The rise of the AI market, however, does not promise immediate relief for inventory, industry officials here say, as South Korea -- home to the world's top memory chipmakers, Samsung and SK -- is witnessing the highest-ever stockpile of chips in 26 years.

"It is when the AI industry is more settled that we expect more demand will be created for highly advanced data centers, and also for GPUs and CPUs, which are the brains enabling the operation of the AI," said an industry official who wished to be unnamed. Advanced GPUs and CPUs are used to train AI and deep learning models by enabling multiple computations at the same time.

"It would still be an opportunity for chipmakers producing those processors, allowing them to restructure and add a new consumer base when the market is fully established. For memory chipmakers, it would be after that that they would supply their advanced high-capacity memory products to support the chipsets produced by companies like Nvidia, AMD and Qualcomm,” he added.

With tech giants such as Microsoft, Google, Meta and Naver all announcing plans to build or already introducing their generative AI services and programs, AI appears to hold great potential to lead the future tech world.

Samsung Electronics, the world's top memory chipmaker, has also joined hands with Naver jointly to develop AI chip solutions, signing an agreement late last year.

But the market is still in a very nascent stage, so it is too early to conclude how the generative AI market could become a lucrative source of revenue for chipmakers, another industry official said.

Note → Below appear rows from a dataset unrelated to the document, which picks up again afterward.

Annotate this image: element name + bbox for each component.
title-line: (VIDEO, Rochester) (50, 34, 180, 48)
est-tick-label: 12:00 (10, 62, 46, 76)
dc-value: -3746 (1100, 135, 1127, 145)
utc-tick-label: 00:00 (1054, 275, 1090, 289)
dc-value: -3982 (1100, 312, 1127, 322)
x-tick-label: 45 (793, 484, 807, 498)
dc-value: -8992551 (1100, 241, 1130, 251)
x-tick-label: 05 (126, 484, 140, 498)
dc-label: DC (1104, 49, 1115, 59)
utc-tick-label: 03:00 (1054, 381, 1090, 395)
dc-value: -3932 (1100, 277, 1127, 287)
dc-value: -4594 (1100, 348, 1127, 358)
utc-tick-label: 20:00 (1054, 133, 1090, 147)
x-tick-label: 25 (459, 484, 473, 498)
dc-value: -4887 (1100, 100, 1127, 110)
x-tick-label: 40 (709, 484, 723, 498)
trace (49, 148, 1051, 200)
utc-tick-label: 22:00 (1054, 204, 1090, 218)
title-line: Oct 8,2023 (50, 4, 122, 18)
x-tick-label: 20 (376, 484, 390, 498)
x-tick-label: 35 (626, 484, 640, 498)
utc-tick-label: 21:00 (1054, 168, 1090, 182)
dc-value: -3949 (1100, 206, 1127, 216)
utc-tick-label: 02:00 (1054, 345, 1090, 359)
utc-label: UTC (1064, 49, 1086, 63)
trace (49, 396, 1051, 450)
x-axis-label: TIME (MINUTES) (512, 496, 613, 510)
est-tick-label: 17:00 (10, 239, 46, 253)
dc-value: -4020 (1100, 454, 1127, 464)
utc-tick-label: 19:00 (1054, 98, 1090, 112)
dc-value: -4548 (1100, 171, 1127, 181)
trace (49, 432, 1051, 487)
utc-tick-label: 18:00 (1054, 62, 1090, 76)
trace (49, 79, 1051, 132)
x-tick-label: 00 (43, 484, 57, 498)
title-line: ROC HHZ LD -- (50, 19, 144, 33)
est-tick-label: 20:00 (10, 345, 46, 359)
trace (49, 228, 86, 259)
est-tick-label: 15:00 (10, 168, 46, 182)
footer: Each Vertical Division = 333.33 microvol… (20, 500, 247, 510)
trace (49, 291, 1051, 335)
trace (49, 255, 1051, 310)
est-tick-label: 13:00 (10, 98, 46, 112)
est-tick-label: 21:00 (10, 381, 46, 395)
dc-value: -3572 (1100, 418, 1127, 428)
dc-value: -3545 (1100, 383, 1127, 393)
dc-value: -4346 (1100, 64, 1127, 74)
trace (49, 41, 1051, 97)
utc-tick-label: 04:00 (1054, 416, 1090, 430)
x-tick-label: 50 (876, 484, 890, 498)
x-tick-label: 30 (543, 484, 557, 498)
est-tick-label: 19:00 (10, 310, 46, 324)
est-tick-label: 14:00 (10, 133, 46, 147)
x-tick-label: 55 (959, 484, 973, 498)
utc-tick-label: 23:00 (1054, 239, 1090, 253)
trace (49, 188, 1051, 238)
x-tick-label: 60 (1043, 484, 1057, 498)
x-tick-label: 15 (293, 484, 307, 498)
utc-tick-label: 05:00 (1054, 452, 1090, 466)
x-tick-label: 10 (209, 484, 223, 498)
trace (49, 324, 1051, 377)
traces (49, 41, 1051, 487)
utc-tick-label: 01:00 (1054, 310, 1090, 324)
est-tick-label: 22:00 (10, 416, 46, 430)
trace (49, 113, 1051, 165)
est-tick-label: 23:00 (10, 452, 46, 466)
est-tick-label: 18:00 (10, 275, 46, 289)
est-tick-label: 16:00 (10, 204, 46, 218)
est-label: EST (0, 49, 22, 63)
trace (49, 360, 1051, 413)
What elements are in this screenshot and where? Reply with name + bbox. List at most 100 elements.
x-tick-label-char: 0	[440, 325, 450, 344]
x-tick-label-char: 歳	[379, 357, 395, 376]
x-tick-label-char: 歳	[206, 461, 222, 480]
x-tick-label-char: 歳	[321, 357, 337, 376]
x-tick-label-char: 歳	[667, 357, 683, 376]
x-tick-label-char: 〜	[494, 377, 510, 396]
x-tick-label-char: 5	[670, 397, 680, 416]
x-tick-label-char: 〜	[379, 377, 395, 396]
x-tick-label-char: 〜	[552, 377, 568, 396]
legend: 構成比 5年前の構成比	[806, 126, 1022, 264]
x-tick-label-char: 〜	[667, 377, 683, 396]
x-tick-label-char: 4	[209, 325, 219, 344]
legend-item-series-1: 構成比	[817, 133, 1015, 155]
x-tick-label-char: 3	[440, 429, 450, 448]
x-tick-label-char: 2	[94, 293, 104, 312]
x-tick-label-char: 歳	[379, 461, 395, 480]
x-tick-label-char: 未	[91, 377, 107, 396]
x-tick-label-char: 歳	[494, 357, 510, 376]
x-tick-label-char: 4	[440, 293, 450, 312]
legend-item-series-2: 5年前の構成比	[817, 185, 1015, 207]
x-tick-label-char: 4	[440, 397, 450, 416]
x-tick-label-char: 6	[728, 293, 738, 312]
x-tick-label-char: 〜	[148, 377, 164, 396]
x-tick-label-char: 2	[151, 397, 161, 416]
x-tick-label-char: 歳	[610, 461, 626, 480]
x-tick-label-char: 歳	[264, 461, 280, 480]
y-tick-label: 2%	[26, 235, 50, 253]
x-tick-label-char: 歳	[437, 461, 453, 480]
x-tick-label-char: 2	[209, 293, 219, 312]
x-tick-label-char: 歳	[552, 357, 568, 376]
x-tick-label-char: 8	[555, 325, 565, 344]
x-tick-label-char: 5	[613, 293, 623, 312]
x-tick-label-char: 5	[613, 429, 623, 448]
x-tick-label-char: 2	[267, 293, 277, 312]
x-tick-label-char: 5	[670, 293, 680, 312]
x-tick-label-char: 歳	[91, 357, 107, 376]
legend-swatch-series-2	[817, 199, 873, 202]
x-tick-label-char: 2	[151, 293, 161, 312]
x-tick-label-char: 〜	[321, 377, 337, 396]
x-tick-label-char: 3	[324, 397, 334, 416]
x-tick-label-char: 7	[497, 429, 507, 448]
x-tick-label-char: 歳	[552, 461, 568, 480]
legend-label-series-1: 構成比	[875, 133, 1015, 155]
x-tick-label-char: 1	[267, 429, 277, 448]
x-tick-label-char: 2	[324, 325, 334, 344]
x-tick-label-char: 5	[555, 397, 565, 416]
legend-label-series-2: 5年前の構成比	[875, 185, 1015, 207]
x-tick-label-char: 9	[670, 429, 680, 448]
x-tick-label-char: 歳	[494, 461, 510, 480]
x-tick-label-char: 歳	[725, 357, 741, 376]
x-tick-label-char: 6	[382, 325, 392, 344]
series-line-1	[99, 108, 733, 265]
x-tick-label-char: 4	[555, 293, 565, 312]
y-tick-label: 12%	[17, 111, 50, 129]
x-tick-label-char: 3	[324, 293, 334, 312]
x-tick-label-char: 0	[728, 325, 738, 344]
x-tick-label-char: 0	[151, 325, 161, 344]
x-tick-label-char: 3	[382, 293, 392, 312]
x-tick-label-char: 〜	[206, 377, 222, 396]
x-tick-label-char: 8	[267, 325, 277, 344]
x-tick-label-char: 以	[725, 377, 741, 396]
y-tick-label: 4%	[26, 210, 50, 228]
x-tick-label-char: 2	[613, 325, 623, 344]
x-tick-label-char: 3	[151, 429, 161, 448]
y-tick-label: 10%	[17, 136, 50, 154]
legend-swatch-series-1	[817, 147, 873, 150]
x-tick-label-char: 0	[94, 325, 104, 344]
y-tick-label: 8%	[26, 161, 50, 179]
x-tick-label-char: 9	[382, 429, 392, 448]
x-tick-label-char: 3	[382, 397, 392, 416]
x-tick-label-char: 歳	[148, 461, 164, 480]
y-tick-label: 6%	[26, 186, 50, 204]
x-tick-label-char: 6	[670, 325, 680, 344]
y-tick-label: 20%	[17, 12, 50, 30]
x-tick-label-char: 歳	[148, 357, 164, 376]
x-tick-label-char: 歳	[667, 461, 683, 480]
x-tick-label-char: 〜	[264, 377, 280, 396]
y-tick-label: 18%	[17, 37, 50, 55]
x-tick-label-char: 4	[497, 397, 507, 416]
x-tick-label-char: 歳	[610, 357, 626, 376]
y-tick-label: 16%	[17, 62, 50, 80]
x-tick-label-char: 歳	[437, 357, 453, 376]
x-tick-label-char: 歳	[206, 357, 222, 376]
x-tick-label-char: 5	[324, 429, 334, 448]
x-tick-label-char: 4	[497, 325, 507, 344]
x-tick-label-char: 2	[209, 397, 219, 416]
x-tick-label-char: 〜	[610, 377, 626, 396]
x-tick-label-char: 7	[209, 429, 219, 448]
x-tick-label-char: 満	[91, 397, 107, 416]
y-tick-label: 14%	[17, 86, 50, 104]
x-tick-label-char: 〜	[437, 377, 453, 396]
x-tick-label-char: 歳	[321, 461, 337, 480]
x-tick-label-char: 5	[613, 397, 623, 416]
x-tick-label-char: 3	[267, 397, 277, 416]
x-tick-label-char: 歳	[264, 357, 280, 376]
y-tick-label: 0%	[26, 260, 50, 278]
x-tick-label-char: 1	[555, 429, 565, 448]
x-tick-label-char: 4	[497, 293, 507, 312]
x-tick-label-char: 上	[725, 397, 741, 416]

"ChatGPT's introduction has proven the technology can now be commercialized, but even ChatGPT has not yet shown how the service will be used to make a profit," the official said.

“The technology is already there. The point is how ChatGPT will be actively used. For memory chipmakers, it is just a matter of whether the market creates concrete demand, and then we can supply the advanced chips to meet the demand."

As the global No. 2 foundry maker, Samsung could also become a beneficiary of AI's growth. It can potentially snap up orders from chip designers, but this idea too is only an assumption, the official added.

The memory chip industry expects demand will emerge for high-performance High Bandwidth Memory, which carries data to CPUs, as well as for high-density server DRAM of 128 gigabytes.

AI-based models require high-performance processors that can do large-scale computation, and what goes together to enable the technology is the high-performance, high-density memory chips, Kim of Samsung said during the earnings call.

"Most specifically, we can expect there to be long-term demand growth for high-performance HBM, which provides data directly to CPUs and AI accelerators, as well as high-density server DRAM such as of 128 gigabytes,” the Samsung executive said.

"That is why we are planning to actively capture the increase in demand related to AI services by developing high-performance, high-density memory products," Kim said.

In the meantime, the growth of the AI market is expected to have just a little impact on the increase of the inventory of “lower-tier” memory chips, except for some types of DRAM chips, sources said.

According to industry estimates, Samsung’s inventory assets are at an all-time high of 52.2 trillion won ($4.03 billion) as of the fourth quarter last year, up 26 percent compared to the same period in the previous year. SK’s inventory assets also jumped 75 percent on-year to some 15.6 trillion won during the cited period.